Jake Tucker . Tournaments . Tuesday 23rd May 2017 . 13:06
Blizzard have announced a development league, entitled Overwatch Contenders, which the developer is terming a league for “aspiring Overwatch League professionals.”
At the mention of Overwatch League, Blizzard reference the elephant in the room: Overwatch League is still being put together, and the vacuum in its absence is causing major issues for the competitive scene of the game, with 5 teams leaving Overwatch over the last few weeks.
The problem, according to those ejecting from the scene, was that there wasn’t enough of a chance to actually compete, meaning organisations were struggling to win money or even fans with a regular tournament cycle seen in other, better developed, esports.

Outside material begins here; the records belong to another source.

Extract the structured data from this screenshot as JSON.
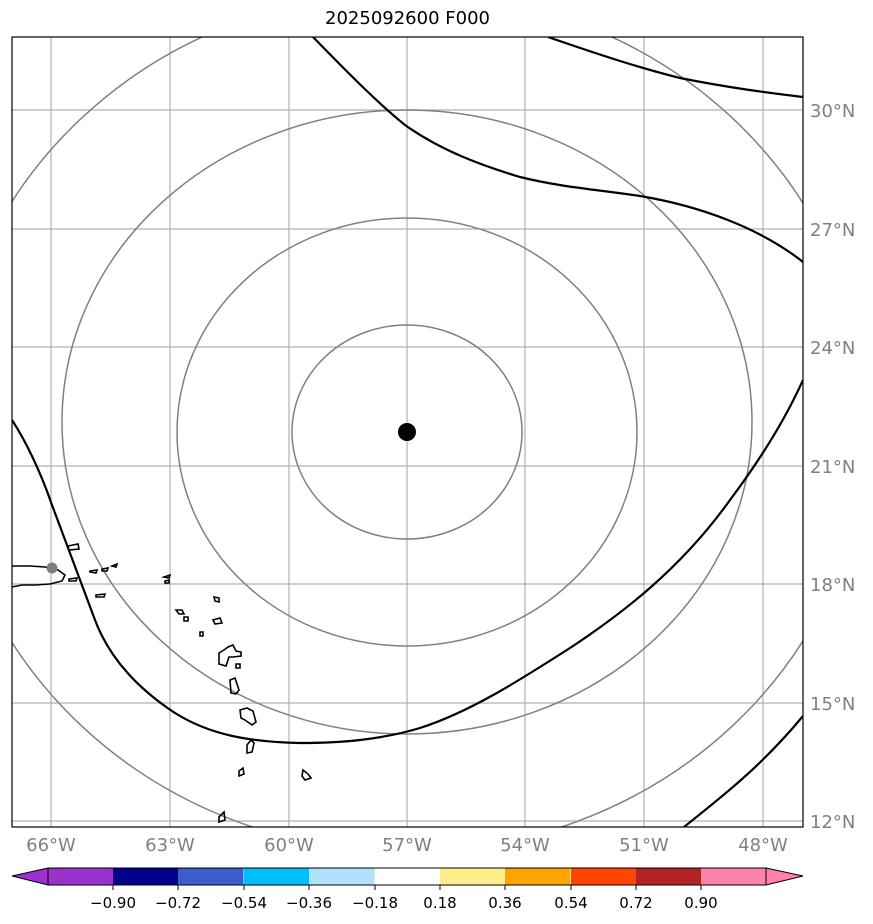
{
  "title": "2025092600 F000",
  "map": {
    "region": "Western Atlantic / Lesser Antilles",
    "lon_labels": [
      "66°W",
      "63°W",
      "60°W",
      "57°W",
      "54°W",
      "51°W",
      "48°W"
    ],
    "lat_labels": [
      "30°N",
      "27°N",
      "24°N",
      "21°N",
      "18°N",
      "15°N",
      "12°N"
    ],
    "grid": true,
    "center_marker": {
      "lon": -57.0,
      "lat": 21.9,
      "color": "#000000"
    },
    "station_marker": {
      "lon": -66.0,
      "lat": 18.4,
      "color": "#808080"
    },
    "range_rings_color": "#808080",
    "contour_color": "#000000",
    "coastline_color": "#000000"
  },
  "colorbar": {
    "colors": [
      "#9932CC",
      "#00008B",
      "#3A5FCD",
      "#00BFFF",
      "#B0E2FF",
      "#FFFFFF",
      "#FFEC8B",
      "#FFA500",
      "#FF4500",
      "#B22222",
      "#FF82AB"
    ],
    "tick_labels": [
      "−0.90",
      "−0.72",
      "−0.54",
      "−0.36",
      "−0.18",
      "0.18",
      "0.36",
      "0.54",
      "0.72",
      "0.90"
    ]
  }
}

Blizzard are taking the concerns seriously it seems, with Overwatch Contenders looking to address both concerns. The is kicking off with North American and European team registration opening today, with the first season, dubbed Season Zero, as an online-only qualifier for both NA and EU. The regions will have separate tournaments to determine the top eight teams from each, with winners sharing a chunk of a $50,000 prize pool.

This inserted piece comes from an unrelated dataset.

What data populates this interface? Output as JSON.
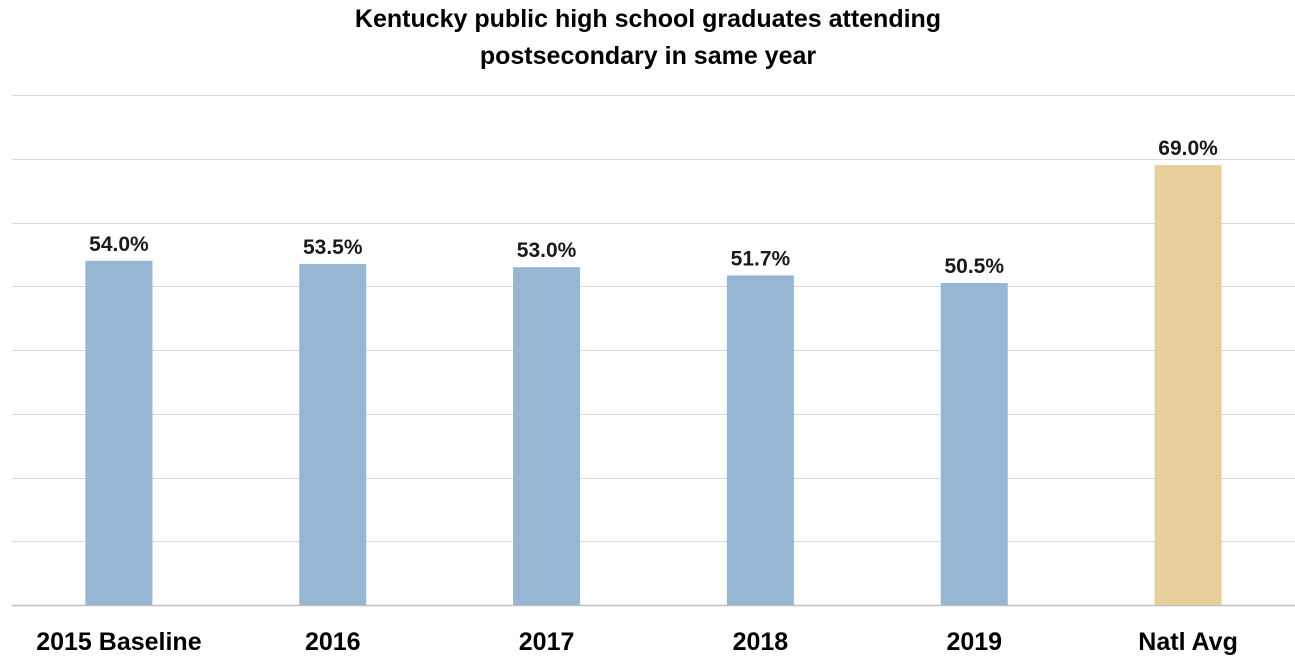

Following this, the top six teams from Season Zero in NA will be joined by returning Apex season three teams Team EnVyUs and Rogue for a six week bracket of round-robin play. Then, the top four teams from this contest will advance to an offline playoff bracket to fight for the lions share of $100,000.
In Europe, the same will happen, although the top 8 teams from Europe will go on to compete themselves.
Alongside this will be the Overwatch Open Division, a series of tournaments in regions around the world which will kick off in 2018. The aim of the Open Division, in addition to giving teams some playtime, is to offer up sports to the Overwatch Contenders league.
From Blizzard’s point of view, it makes a lot of sense - teams that aren’t keen to commit to an Overwatch team due to a lack of real structure or real prize money should find both of these issues resolved, although it might take a little bit of a work before endemic organisations that abandoned Overwatch are won back over. The prospect of regular competitive play is a boon for those keen to get involved in the business of watching the sport too, however.
“Over the first year of organized Overwatch competition, we’ve seen an incredible exhibition of skill at Overwatch APEX in South Korea, the Overwatch Pacific Championship in the Asia-Pacific region, and the Overwatch Premier Series in China,” said a press release.
“It’s time to bring that level of competition to the West.”
NA qualifying runs June 3-4, with EU taking place June 10-11. Playoffs take place on July 1 for NA and July 2 for EU.